The amides of dehydroabietic acid in synthesys of spiropyranes with the participation of carbonyl compounds

Abstract

The abstract presents the synthesis of new spiropyranes from substituted 5-aminoisatin 6 in multicomponent reaction with different carbonyl compounds. It is known that spiropyranes have various activities, which depend from spatial structure and substituents [1]. From the other side, previously mentioned dehydroabietic acid 1 [2] is interesting object to study due to its molecular structure, chemical and biological properties.Initially, our strategy was to obtain the substituted isatine 6 from easily accessible isatine 3. To implement that approach, previously obtained [2] 5-nitroisatine reacted with fivefold excess of ethylene glycol [3] using 10 mol% p-toluenesulfonic acid in boiling toluene to give 4 in good yield. Next, the obtained dioxalane 4 was introduced into the reduction reaction, where the best yield was reached using the fivefold excess of tin (II) chloride [3] as reducing agent.
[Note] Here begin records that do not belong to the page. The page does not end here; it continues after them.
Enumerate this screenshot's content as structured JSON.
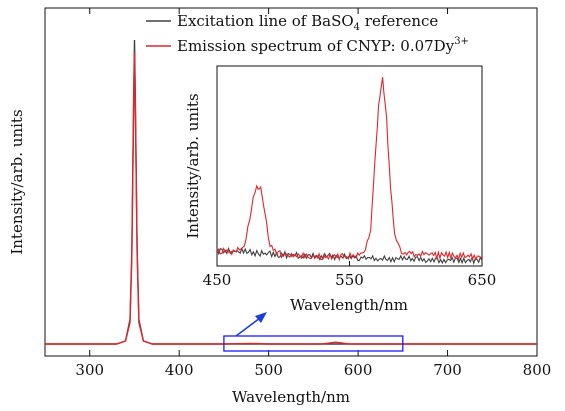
{
  "chart_data": [
    {
      "id": "main",
      "type": "line",
      "xlabel": "Wavelength/nm",
      "ylabel": "Intensity/arb. units",
      "xlim": [
        250,
        800
      ],
      "xticks": [
        300,
        400,
        500,
        600,
        700,
        800
      ],
      "yticks_shown": false,
      "grid": false,
      "legend_position": "top-right",
      "series": [
        {
          "name": "Excitation line of BaSO",
          "name_subscript": "4",
          "name_suffix": " reference",
          "color": "#404040",
          "x": [
            250,
            330,
            340,
            345,
            347,
            349,
            350,
            351,
            353,
            355,
            360,
            370,
            450,
            500,
            550,
            600,
            650,
            700,
            800
          ],
          "y": [
            0.0,
            0.0,
            0.01,
            0.08,
            0.3,
            0.8,
            1.0,
            0.82,
            0.32,
            0.08,
            0.01,
            0.0,
            0.0,
            0.0,
            0.0,
            0.0,
            0.0,
            0.0,
            0.0
          ]
        },
        {
          "name": "Emission spectrum of CNYP: 0.07Dy",
          "name_superscript": "3+",
          "color": "#e0262b",
          "x": [
            250,
            330,
            340,
            345,
            347,
            349,
            350,
            351,
            353,
            355,
            360,
            370,
            450,
            480,
            500,
            560,
            575,
            590,
            650,
            700,
            800
          ],
          "y": [
            0.0,
            0.0,
            0.01,
            0.07,
            0.28,
            0.76,
            0.96,
            0.79,
            0.3,
            0.07,
            0.01,
            0.0,
            0.0,
            0.002,
            0.0,
            0.0,
            0.006,
            0.0,
            0.0,
            0.0,
            0.0
          ]
        }
      ],
      "highlight_box": {
        "x_range": [
          450,
          650
        ],
        "color": "#1a1aff"
      },
      "arrow_color": "#1a3fd8"
    },
    {
      "id": "inset",
      "type": "line",
      "xlabel": "Wavelength/nm",
      "ylabel": "Intensity/arb. units",
      "xlim": [
        450,
        650
      ],
      "xticks": [
        450,
        550,
        650
      ],
      "yticks_shown": false,
      "grid": false,
      "series": [
        {
          "name": "Excitation line of BaSO4 reference",
          "color": "#404040",
          "x": [
            450,
            460,
            470,
            480,
            490,
            500,
            510,
            520,
            530,
            540,
            550,
            560,
            570,
            580,
            590,
            600,
            610,
            620,
            630,
            640,
            650
          ],
          "y": [
            0.06,
            0.06,
            0.055,
            0.05,
            0.045,
            0.04,
            0.035,
            0.032,
            0.03,
            0.028,
            0.025,
            0.022,
            0.02,
            0.018,
            0.016,
            0.015,
            0.014,
            0.012,
            0.011,
            0.01,
            0.01
          ]
        },
        {
          "name": "Emission spectrum of CNYP: 0.07Dy3+",
          "color": "#e0262b",
          "x": [
            450,
            460,
            468,
            472,
            476,
            480,
            483,
            486,
            490,
            495,
            500,
            510,
            520,
            540,
            555,
            562,
            566,
            569,
            572,
            575,
            578,
            581,
            584,
            588,
            592,
            600,
            610,
            630,
            650
          ],
          "y": [
            0.06,
            0.055,
            0.07,
            0.12,
            0.3,
            0.42,
            0.4,
            0.26,
            0.1,
            0.05,
            0.04,
            0.035,
            0.03,
            0.03,
            0.035,
            0.06,
            0.18,
            0.55,
            0.85,
            1.0,
            0.78,
            0.42,
            0.16,
            0.07,
            0.05,
            0.045,
            0.04,
            0.035,
            0.03
          ]
        }
      ]
    }
  ]
}
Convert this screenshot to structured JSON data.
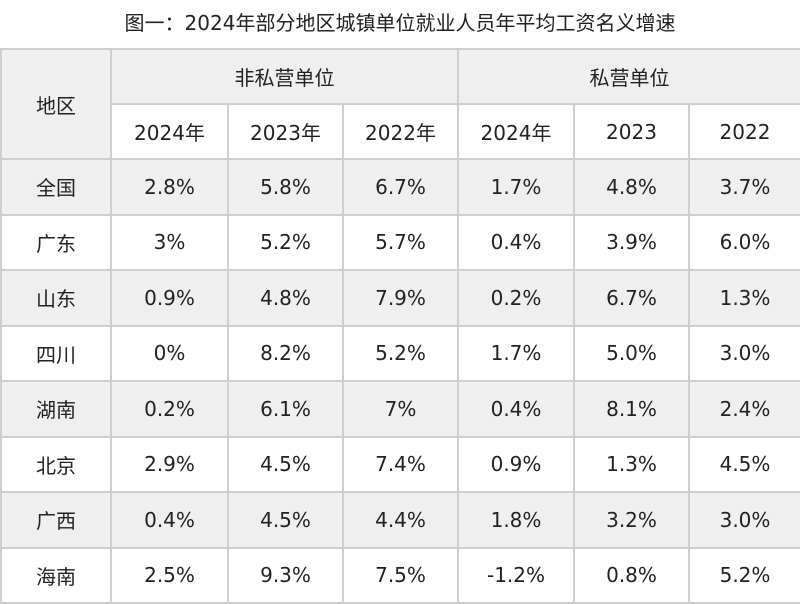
{
  "title": "图一：2024年部分地区城镇单位就业人员年平均工资名义增速",
  "header": {
    "region": "地区",
    "group_nonprivate": "非私营单位",
    "group_private": "私营单位",
    "years": [
      "2024年",
      "2023年",
      "2022年",
      "2024年",
      "2023",
      "2022"
    ]
  },
  "rows": [
    {
      "region": "全国",
      "values": [
        "2.8%",
        "5.8%",
        "6.7%",
        "1.7%",
        "4.8%",
        "3.7%"
      ]
    },
    {
      "region": "广东",
      "values": [
        "3%",
        "5.2%",
        "5.7%",
        "0.4%",
        "3.9%",
        "6.0%"
      ]
    },
    {
      "region": "山东",
      "values": [
        "0.9%",
        "4.8%",
        "7.9%",
        "0.2%",
        "6.7%",
        "1.3%"
      ]
    },
    {
      "region": "四川",
      "values": [
        "0%",
        "8.2%",
        "5.2%",
        "1.7%",
        "5.0%",
        "3.0%"
      ]
    },
    {
      "region": "湖南",
      "values": [
        "0.2%",
        "6.1%",
        "7%",
        "0.4%",
        "8.1%",
        "2.4%"
      ]
    },
    {
      "region": "北京",
      "values": [
        "2.9%",
        "4.5%",
        "7.4%",
        "0.9%",
        "1.3%",
        "4.5%"
      ]
    },
    {
      "region": "广西",
      "values": [
        "0.4%",
        "4.5%",
        "4.4%",
        "1.8%",
        "3.2%",
        "3.0%"
      ]
    },
    {
      "region": "海南",
      "values": [
        "2.5%",
        "9.3%",
        "7.5%",
        "-1.2%",
        "0.8%",
        "5.2%"
      ]
    }
  ]
}
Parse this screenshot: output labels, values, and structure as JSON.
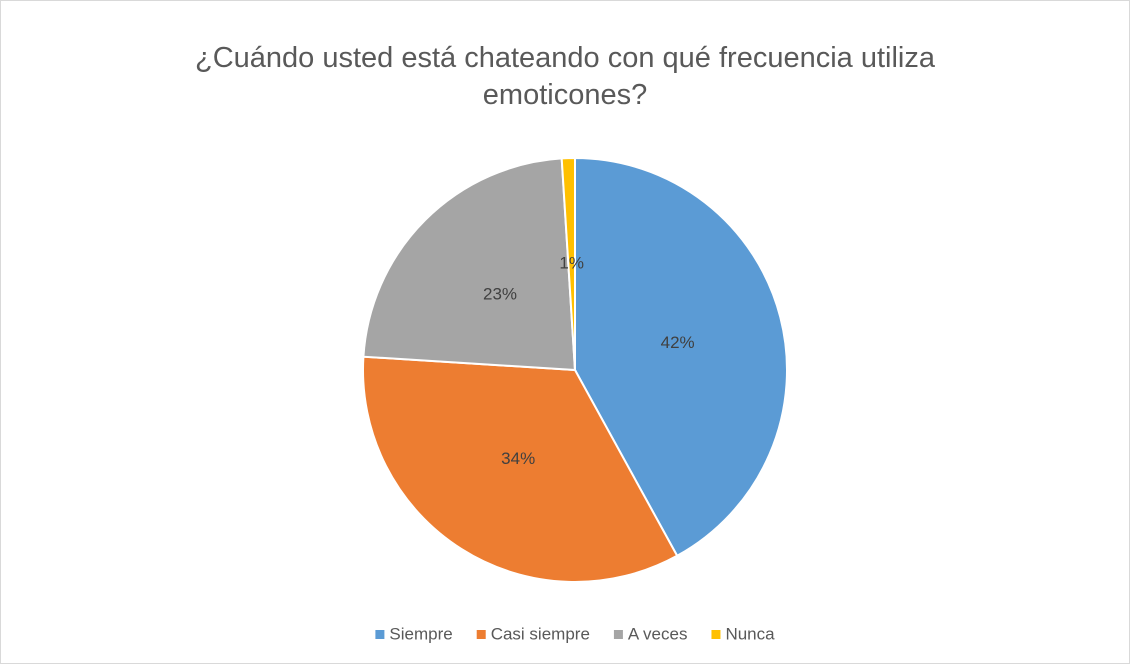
{
  "chart_data": {
    "type": "pie",
    "title": "¿Cuándo usted está chateando con qué frecuencia utiliza emoticones?",
    "categories": [
      "Siempre",
      "Casi siempre",
      "A veces",
      "Nunca"
    ],
    "values": [
      42,
      34,
      23,
      1
    ],
    "value_labels": [
      "42%",
      "34%",
      "23%",
      "1%"
    ],
    "colors": [
      "#5b9bd5",
      "#ed7d31",
      "#a5a5a5",
      "#ffc000"
    ],
    "legend": "bottom"
  }
}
The amidation reaction between 5-aminodioxalane 5 and chloride 2 took place in dry chloroform, using as acceptor the moderate excess Et3N [3]. During the deprotecting essay of dioxalane cycle [3] the best conditions were aqueous acetone (1:3) and 96% sulfuric acid at 350C, leading to desired isatine 6 with 75% yield. The final stage was famous three component reaction [4] between the desired isatine 4, malononitrile and carbonyl compound. The first example [3] started from pyrazoline-2-one, yielded 57% the desired compound 7. Another carbonyl compound – acetoacetic ester gave the compound 8 with 66% yield [3]. But in case of 2,4-pentanedione the reaction haven’t succeeded in different conditions selection (various solvents and long-term boiling).